Ülkemiz gibi Askeri darbelerle ünlü olduğunda öğrendiğim Brezilya’nın ünlü Rio festivalinden kendimi alamayıp, yazımın içine ekleyeceğim en güzel fotoyu seçmeye çalışırken Soylu’yu twitter’aa eleştirdiği için savcılığın CHP’nin genel başkanı ve milletvekilleri hakkında ‘Kamu görevlisine hakaret’ diyerek dokunulmazlıklarını kaldırmasını istediği haberi gelirken bir polisin hem de Soylu’nun başında bulunduğu içişlerine bağlı bir kamu görevlisinin ağır eleştiride bulunduğu gerekçesiyle tutuklandığını öğreniyordum.
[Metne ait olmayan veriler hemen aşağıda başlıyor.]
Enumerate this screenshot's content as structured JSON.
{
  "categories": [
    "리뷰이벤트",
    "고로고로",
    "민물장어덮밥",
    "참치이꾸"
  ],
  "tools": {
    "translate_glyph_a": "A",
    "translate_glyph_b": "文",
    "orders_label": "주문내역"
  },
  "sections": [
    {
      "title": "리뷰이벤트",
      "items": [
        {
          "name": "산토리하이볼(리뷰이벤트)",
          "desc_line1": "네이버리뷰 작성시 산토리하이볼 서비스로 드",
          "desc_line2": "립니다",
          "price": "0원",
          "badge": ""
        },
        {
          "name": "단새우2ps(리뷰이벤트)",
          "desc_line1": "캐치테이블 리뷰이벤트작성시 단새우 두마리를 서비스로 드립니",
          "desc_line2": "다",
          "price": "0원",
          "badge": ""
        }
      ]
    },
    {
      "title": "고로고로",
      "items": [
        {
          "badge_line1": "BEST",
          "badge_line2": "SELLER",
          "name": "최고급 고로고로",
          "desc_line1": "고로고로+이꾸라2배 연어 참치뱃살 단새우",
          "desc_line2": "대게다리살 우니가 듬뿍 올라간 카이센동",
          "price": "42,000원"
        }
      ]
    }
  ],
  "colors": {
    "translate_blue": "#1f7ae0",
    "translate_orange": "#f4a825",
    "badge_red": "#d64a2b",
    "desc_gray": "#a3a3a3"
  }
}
Neyse ‘Ardahan’dan Brezilya’ya nasıl gidilir?’ diye düşünüp, Rio’lu ülkeye gidemeyeceğini anlayıp, içinde kala kaldığım ülkenin iç sorunlarını yazdığımı anlayıp, frene basarken daha önceki bir yazımda dile getirdiğim ve sen, bu yazıyı okuyan dahil vatandaşın gidip, bir tane günlük gazete almadığı ülkede ki gazete tirajının bir hayli düştüğünü bu kez ulusal tvler, nasıl bir mesaj atsam, başıma bir iş gelmezse denen sanal haberler veriyordu.
Ve bu kez gazete almayanlara değil, o gazetelere korkudan haber yorum yazamayan meslektaşlarıma üzülürken Brezilya’nım diğer bir simgesi olan ve seçimleri kayıp eden iktidarın yapılaşmaya açtığı Amazon ormanlarının ağaçlarının da içinde olduğu onca ağacın Ardahan’ın, memleketimin sarı çamları gibi ne diye satılmayan gazetelerin kâğıdı için kesilip, doğrandığını da sorgulayıp, bu gidişle başımıza iş açacak diye korktuğum yazılarımdan bir yenisini bitirip, suya, sabuna, hatta iktidara dokunmayan bugünün yorumuna son veriyordum.